I called Aunty Faatma to find out if she had a lekker Heritage Day celebration yesterday. Jislaaik, I wasn’t expecting her to break the bank.


“Ooh Yaaa Allah, Isamayal, I work my ******* off yesterday to make koeksusters for the Heritage Day party that Gubayba of Rylands was organising by the community hall. I say for Gubayba, ‘Now Gubayba, I don’t mind making koeksusters for you but please tell for me, how can a koeksuster be your heritage?’. I say for Gubayba if the people eat a dozen koeksusters they is not going to *** out a naan bread so how can Heritage Day be maar a productive thing?


“Jirre Isamayal ... Gubayba give me that dikbek look and says for me that I want to always put a spanner in the works of her nation-building efforts. Gubayba say for me that Gubayba is taking koeksusters because everyone is going to bring food from their own community and Gubayba is taking koeksusters because koeksusters is a slaamse thing. I say for Gubayba, ‘like really? Koeksusters is a slaamse thing? Did Ghalima teach the koeksuster the kalima?’


“In the evening last night, Gubayba phone me and she say for me that at the party at the recreation Centre everyone just went mal for my koeksusters and especially the White womens that came all the way for the party from Camps Bay and Franschoek. I say for Gubayba, ‘like really? The White womens ate up my koeksusters even when they was Banting? Ooooh jirre, Gubayba, the White womans from Franshoek was probably feeling homesick. When there isn't bread then give them slaamse koeksusters’.

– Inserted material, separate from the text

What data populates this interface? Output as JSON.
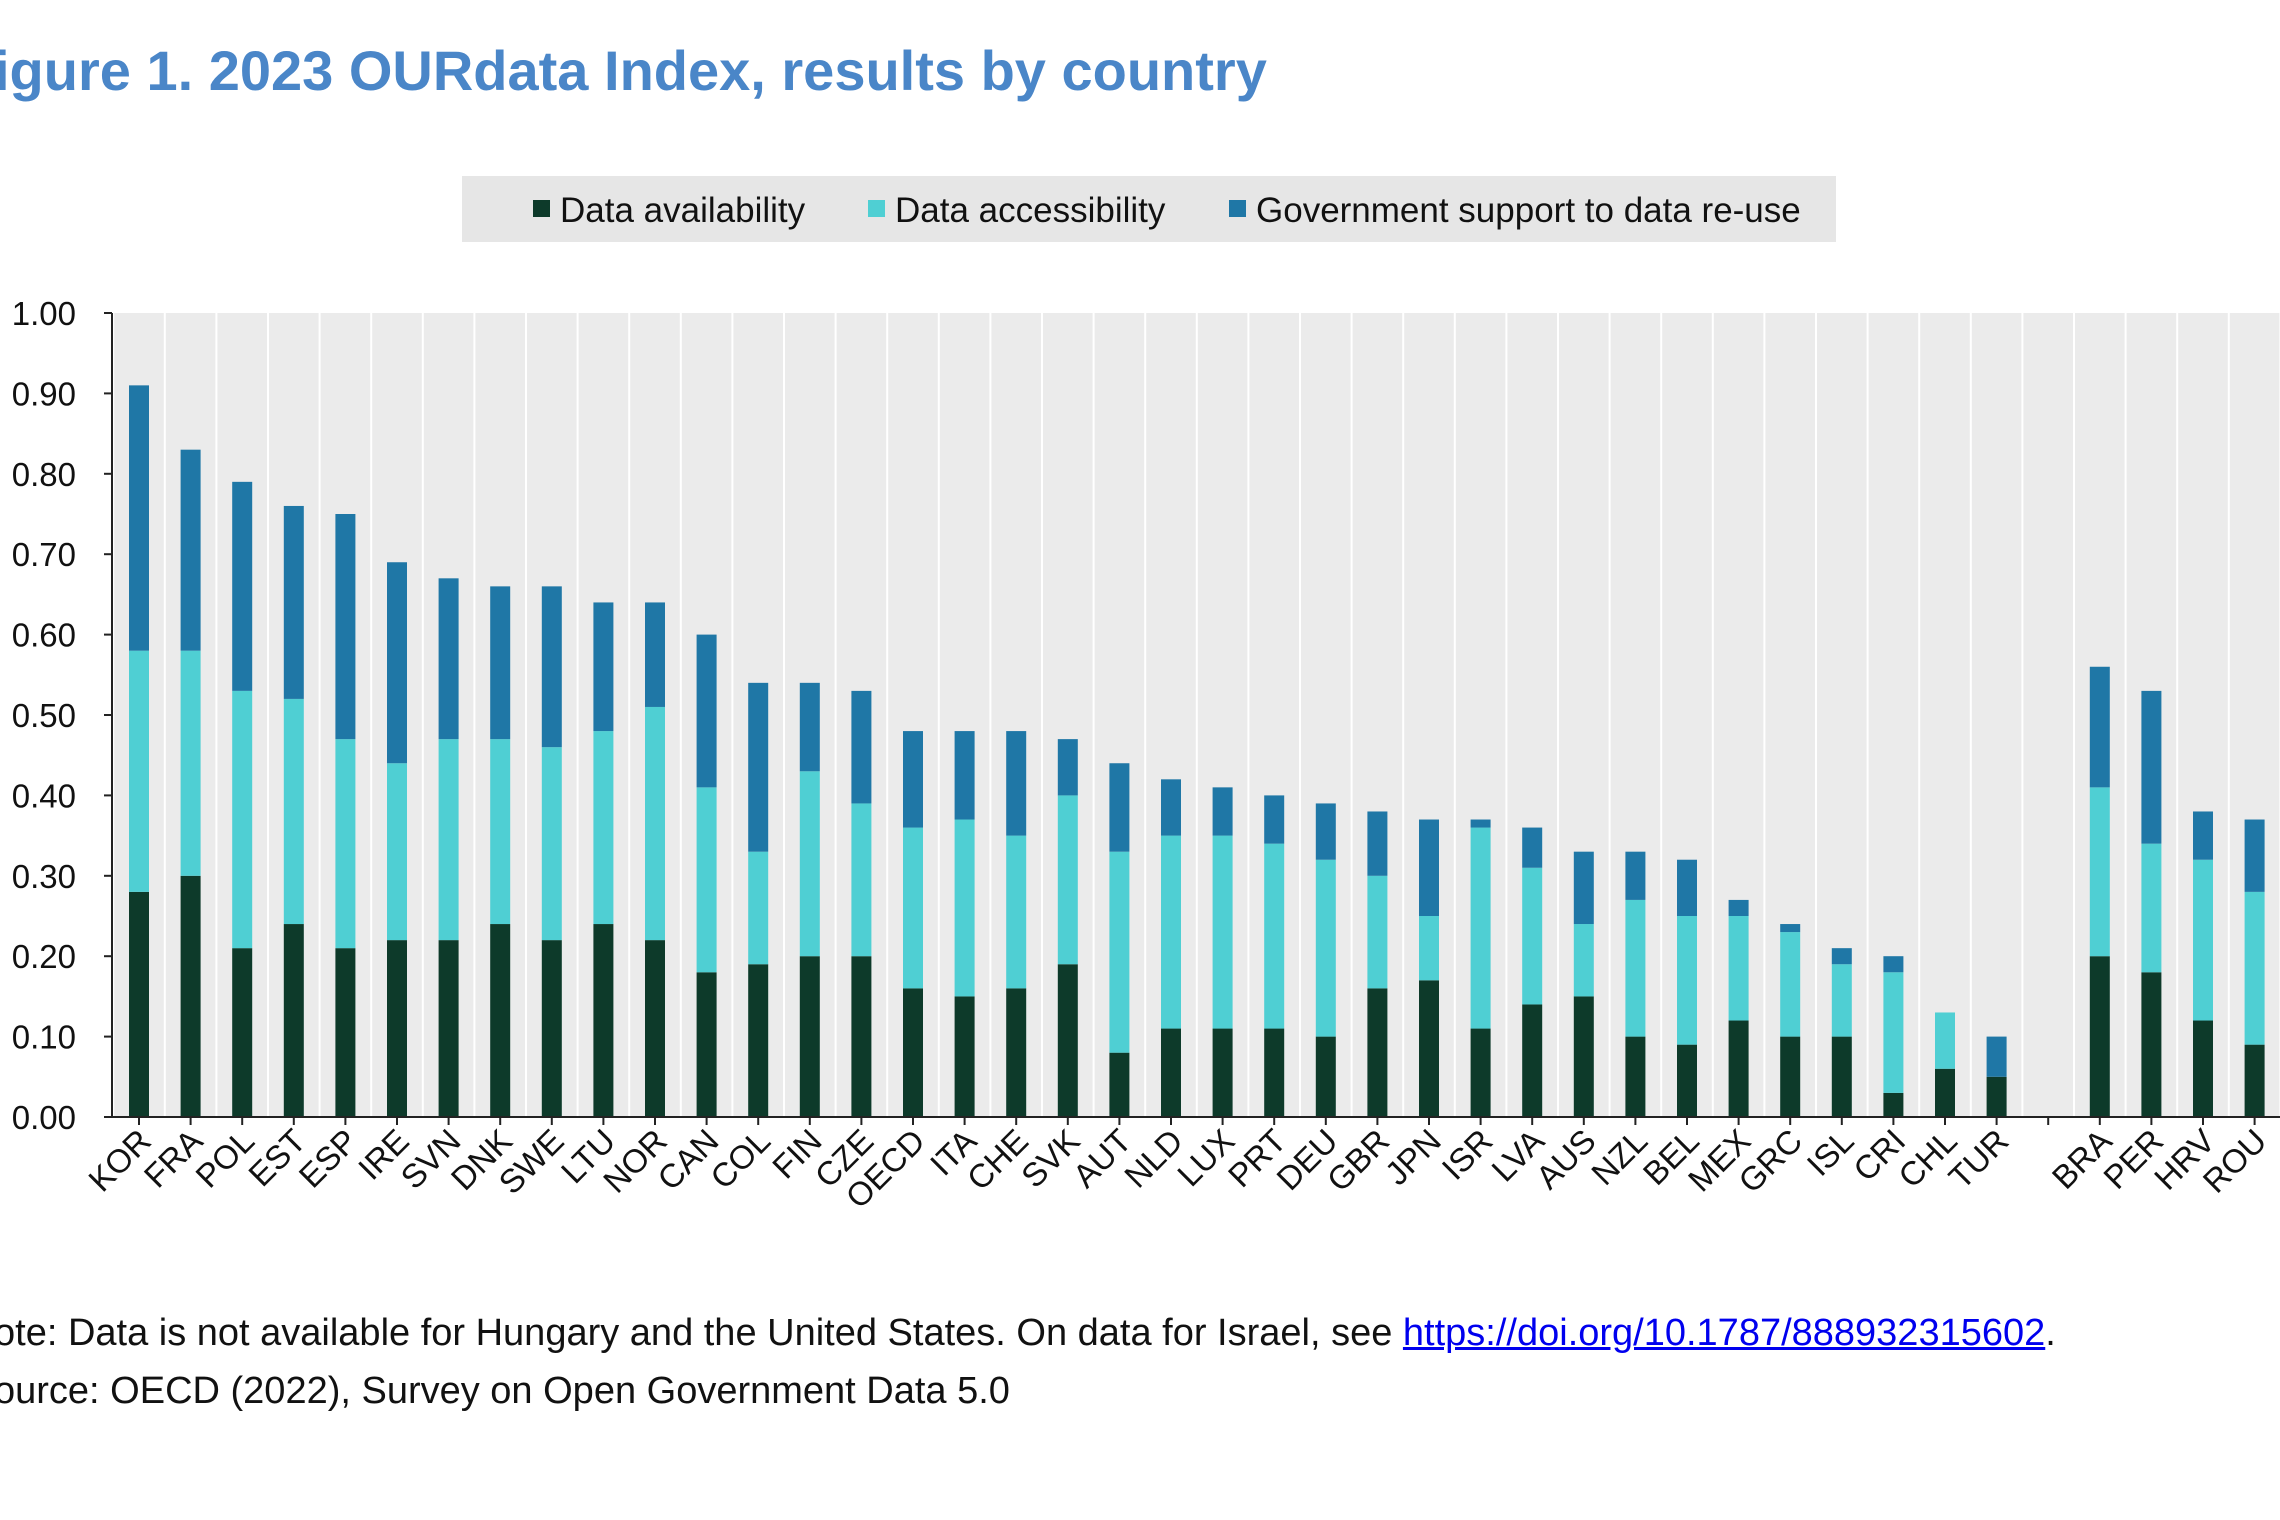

“Gubayba says the party was very multi-cultural. Jislaaik, Isamayal, multi-cultural is nogal a moerse big word, huh! Gubayba tell for me that it is about unity in diversity and that everyone was there with their own traditional food and their own cultural dress to show how separate but equal our nation's people is from each other. I say for Gubabyba, ‘but haai, Gubayba, that sounds maar just like what Piet Koornhof said so why the fok did we spend all this time to maar fight apartheid!’


“Ooh Yaa Isamayal, you know Gubayba gets maar lekker dikbek when I say for her that the more things change the more it stays the same. I ask for Gubabyba why she wear a doek to the party and not do like she mos did in the olden days and put a stocking on her head after she perm it. I say for Gubayba, ‘now Gubayba, why did you maar not wear a stocking on your head because Heritage Day is maar about remembering the olden stuff about where we come from?’


“You can imagine maar, Isamayal. Gubayba of Rylands what wears a embroidered punjabi dress everyday was mos the African feshun Queen yesterday. Before she go to the community hall she even come to show off by me with her Xhosa outfit that she bought from the design store at the Waterfront. I ask for Gubayba, ‘Now Gubayba, how can the dress be a original-Xhosa outfit because how many Xhosa people in Cape Town can afford to shop at the Waterfront if they haven’t still been tenderised by the ANC? Why didn’t you maar go buy a outfit from the dressmaker in Khayelitsha?’


“Ooh Yaa Allah, Gubayba sommer storms out of the front door without even saying salaam. Me ... I just go back to my kitchen and carry on filling my samoosas. Is no use that I make more koeksusters because now that Heritage Day is finish and klaar, the White womens from Camps Bay and Franschoek what loved my koeksusters will go back to Banting and who the *** will want to buy koeksusters? Heritage Day does fokol for the economy, man!

So me for myself and not for the Heritage Day party, I didn’t make koeksusters like everyone else yesterday. I just made dalchies for myself because if there is loadshedding again tonight at the ghadad everyone must know that when there is a blackout that it is me what is gatvol and it is me what is poeping from all the dalchies like a independent on Heritage Day because all this blerrie Eskom blackouts is having a big knock on my samoosa, koeksuster and dressmaking business!”